Alors, donc, manif partout, menace de boycotter leur parti de coeur (l’UMP) aux élections, les taxis sont entendus en moins de temps qu’il ne le faut pour faire Gare du Nord-Roissy en RER. Et c’est là qu’intervient la dernière étape de la vie d’une idée : la poubelle (Attali parle de mettre au placard son rapport ; ce n’est pas incompatible; voyez ces poubelles de cuisine qui sortent des placards…). Et tout ceci, au nom des principes de rupture sereine et posée du mari de Carla Bruni président de la république. Non, la proposition ne sera pas retenue, il l’a assuré aux taxis. Réaction d’Attali : en fait, on est moins méchant que ça, vous savez. Réaction de Delpla : "Putain, mais c’est pas possible ce pays de merde ! On s’en sortira jamais ! Je me casse en Suisse, rejoindre Charles" (note 1 : Wyplosz travaille à Genève ; note 2 : la vraie réaction, c’est pas ça, mais ça y ressemble. Son vrai point de vue est résumé à la fin de cette dépêche.).

Ce que nous retiendrons probablement de cette histoire, c’est que l’idée de départ a été amputée de ses qualités premières : la simplicité, la lisibilité et le principe de la compensation des réformes à ceux qui en sont les perdants. Et Jacques Delpla de conclure, assez peu sport avec ses anciens camarades de cocktails, du moins le premier d’entre eux : "C’est une condition sine qua non : pour réformer, il faut compenser"(in Le monde). Allez, Jacques, te bile pas, la prochaine fois, on se cogne les notaires bien comme il faut. Moins nombreux et en scooters.

18 Commentaires

  1. Il n’a jamais été écrit que les 15000 taxis parisiens avaient le monopole de leur marché. Mais c’est de facto devenu une réalité. D’où la proposition de Wyplosz et Delpla. Je me demande dans quelle mesure ce genre de tradition ne pourrait pas devenir un vrai droit. Même si il a été "mal acquis".

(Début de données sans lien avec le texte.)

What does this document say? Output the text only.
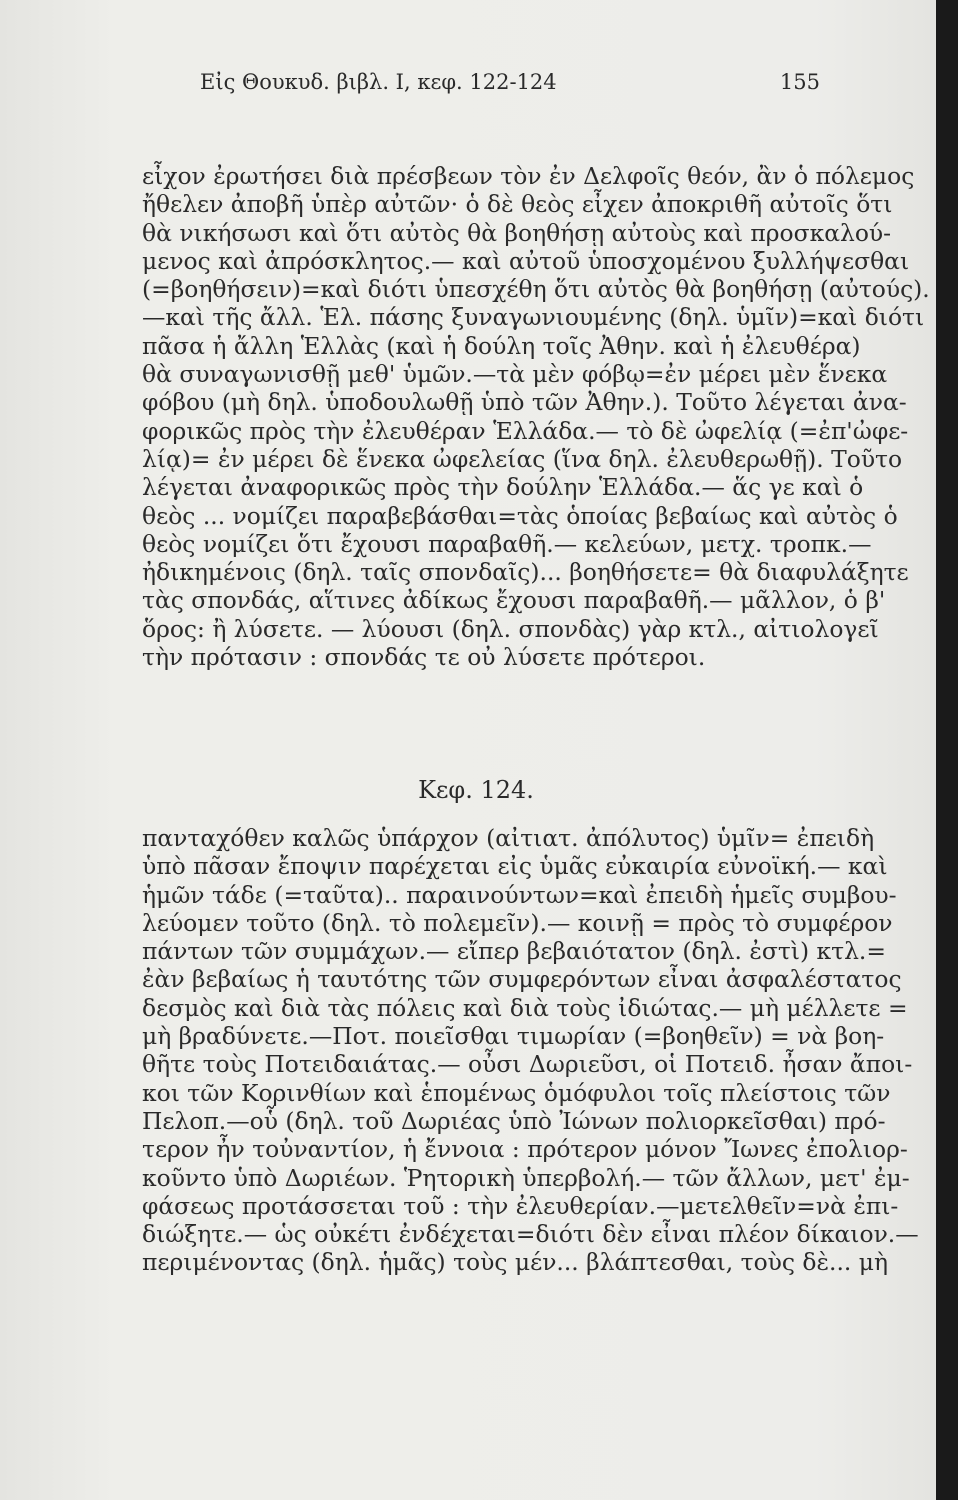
Εἰς Θουκυδ. βιβλ. Ι, κεφ. 122-124	155
εἶχον ἐρωτήσει διὰ πρέσβεων τὸν ἐν Δελφοῖς θεόν, ἂν ὁ πόλεμος
ἤθελεν ἀποβῆ ὑπὲρ αὐτῶν· ὁ δὲ θεὸς εἶχεν ἀποκριθῆ αὐτοῖς ὅτι
θὰ νικήσωσι καὶ ὅτι αὐτὸς θὰ βοηθήσῃ αὐτοὺς καὶ προσκαλού-
μενος καὶ ἀπρόσκλητος.— καὶ αὐτοῦ ὑποσχομένου ξυλλήψεσθαι
(=βοηθήσειν)=καὶ διότι ὑπεσχέθη ὅτι αὐτὸς θὰ βοηθήσῃ (αὐτούς).
—καὶ τῆς ἄλλ. Ἑλ. πάσης ξυναγωνιουμένης (δηλ. ὑμῖν)=καὶ διότι
πᾶσα ἡ ἄλλη Ἑλλὰς (καὶ ἡ δούλη τοῖς Ἀθην. καὶ ἡ ἐλευθέρα)
θὰ συναγωνισθῇ μεθ' ὑμῶν.—τὰ μὲν φόβῳ=ἐν μέρει μὲν ἕνεκα
φόβου (μὴ δηλ. ὑποδουλωθῇ ὑπὸ τῶν Ἀθην.). Τοῦτο λέγεται ἀνα-
φορικῶς πρὸς τὴν ἐλευθέραν Ἑλλάδα.— τὸ δὲ ὠφελίᾳ (=ἐπ'ὠφε-
λίᾳ)= ἐν μέρει δὲ ἕνεκα ὠφελείας (ἵνα δηλ. ἐλευθερωθῇ). Τοῦτο
λέγεται ἀναφορικῶς πρὸς τὴν δούλην Ἑλλάδα.— ἅς γε καὶ ὁ
θεὸς ... νομίζει παραβεβάσθαι=τὰς ὁποίας βεβαίως καὶ αὐτὸς ὁ
θεὸς νομίζει ὅτι ἔχουσι παραβαθῆ.— κελεύων, μετχ. τροπκ.—
ἠδικημένοις (δηλ. ταῖς σπονδαῖς)... βοηθήσετε= θὰ διαφυλάξητε
τὰς σπονδάς, αἵτινες ἀδίκως ἔχουσι παραβαθῆ.— μᾶλλον, ὁ β'
ὅρος: ἢ λύσετε. — λύουσι (δηλ. σπονδὰς) γὰρ κτλ., αἰτιολογεῖ
τὴν πρότασιν : σπονδάς τε οὐ λύσετε πρότεροι.
Κεφ. 124.
πανταχόθεν καλῶς ὑπάρχον (αἰτιατ. ἀπόλυτος) ὑμῖν= ἐπειδὴ
ὑπὸ πᾶσαν ἔποψιν παρέχεται εἰς ὑμᾶς εὐκαιρία εὐνοϊκή.— καὶ
ἡμῶν τάδε (=ταῦτα).. παραινούντων=καὶ ἐπειδὴ ἡμεῖς συμβου-
λεύομεν τοῦτο (δηλ. τὸ πολεμεῖν).— κοινῇ = πρὸς τὸ συμφέρον
πάντων τῶν συμμάχων.— εἴπερ βεβαιότατον (δηλ. ἐστὶ) κτλ.=
ἐὰν βεβαίως ἡ ταυτότης τῶν συμφερόντων εἶναι ἀσφαλέστατος
δεσμὸς καὶ διὰ τὰς πόλεις καὶ διὰ τοὺς ἰδιώτας.— μὴ μέλλετε =
μὴ βραδύνετε.—Ποτ. ποιεῖσθαι τιμωρίαν (=βοηθεῖν) = νὰ βοη-
θῆτε τοὺς Ποτειδαιάτας.— οὖσι Δωριεῦσι, οἱ Ποτειδ. ἦσαν ἄποι-
κοι τῶν Κορινθίων καὶ ἑπομένως ὁμόφυλοι τοῖς πλείστοις τῶν
Πελοπ.—οὗ (δηλ. τοῦ Δωριέας ὑπὸ Ἰώνων πολιορκεῖσθαι) πρό-
τερον ἦν τοὐναντίον, ἡ ἔννοια : πρότερον μόνον Ἴωνες ἐπολιορ-
κοῦντο ὑπὸ Δωριέων. Ῥητορικὴ ὑπερβολή.— τῶν ἄλλων, μετ' ἐμ-
φάσεως προτάσσεται τοῦ : τὴν ἐλευθερίαν.—μετελθεῖν=νὰ ἐπι-
διώξητε.— ὡς οὐκέτι ἐνδέχεται=διότι δὲν εἶναι πλέον δίκαιον.—
περιμένοντας (δηλ. ἡμᾶς) τοὺς μέν... βλάπτεσθαι, τοὺς δὲ... μὴ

    On répondra que c’est une voie dangereuse, qui serait un précédent, etc. Mais que se passerait-il si les 15000 taxis devenaient en droit "copropriétaires" du monopole de leur marché? Créer une société (par actions, coopérative, ou autre) détenant le monopole, et dont les taxis seraient initialement actionnaires et licenciés. Un taxi pourrait céder ses actions en conservant sa licence. Pour se représenter ce système on peut faire le parallèle avec les actions Microsoft et la licence Windows. Cela dissocierait la plaque et la rente de monopole.

    Le point-clé est de savoir si cette société tentera d’augmenter sa rente (probable), et si cela l’amènera à augmenter ou diminuer le nombre de plaques (aucune idée). A l’avenir pour dérèglementer le marché des taxis, il "suffirait" de nationaliser la société. Cette mesure ne coûterait donc rien initialement, mais paverait la voie pour une future dérèglementation.

  2. J. Delpla a écrit un petit article dans les Échos hier jeudi sur l’État "capturé par les lobbys" (http://www.lesechos.fr/info/anal... Il y a vraisemblablement une bonne part de vérité dans ce qu’il décrit dans ses premiers paragraphes, au sujet du fonctionnnement des ministères "sectoriels" français.
    À titre d’illustration complémentaire de celle de Delpla, une personne qui travaille au ministère de la Culture depuis de nombreuses années m’expliquait hier soir que, lorsque ce dernier, par l’intermédiaire du Centre national de la cinématographie (CNC), décide de mettre en place un "dispositif" nouveau pour le secteur cinématographique, "il" demande d’abord aux syndicats professionnels concernés s’ils sont d’accord sur le texte envisagé, ce qu’ils en pensent, s’il leur convient. Et mon interlocuteur de m’expliquer que les choses se passent aussi comme le décrit Delpla pour les dispositifs touchant l’industrie du livre, l’industrie musicale, etc., etc., avec, dans certains cas, des "copier-coller" de textes de groupes de pression envoyés au "ministère" qui sont repris mot pour mot dans les textes officiels ultérieurs.
    C’est peut-être le fonctionnement habituel de tout ministère dans le monde… mais Delpla a sans doute raison de s’inquiéter du fait que le "point de vue des consommateurs et des nouveaux entrants potentiels est indûment confondu avec celui des professionnels déjà installés."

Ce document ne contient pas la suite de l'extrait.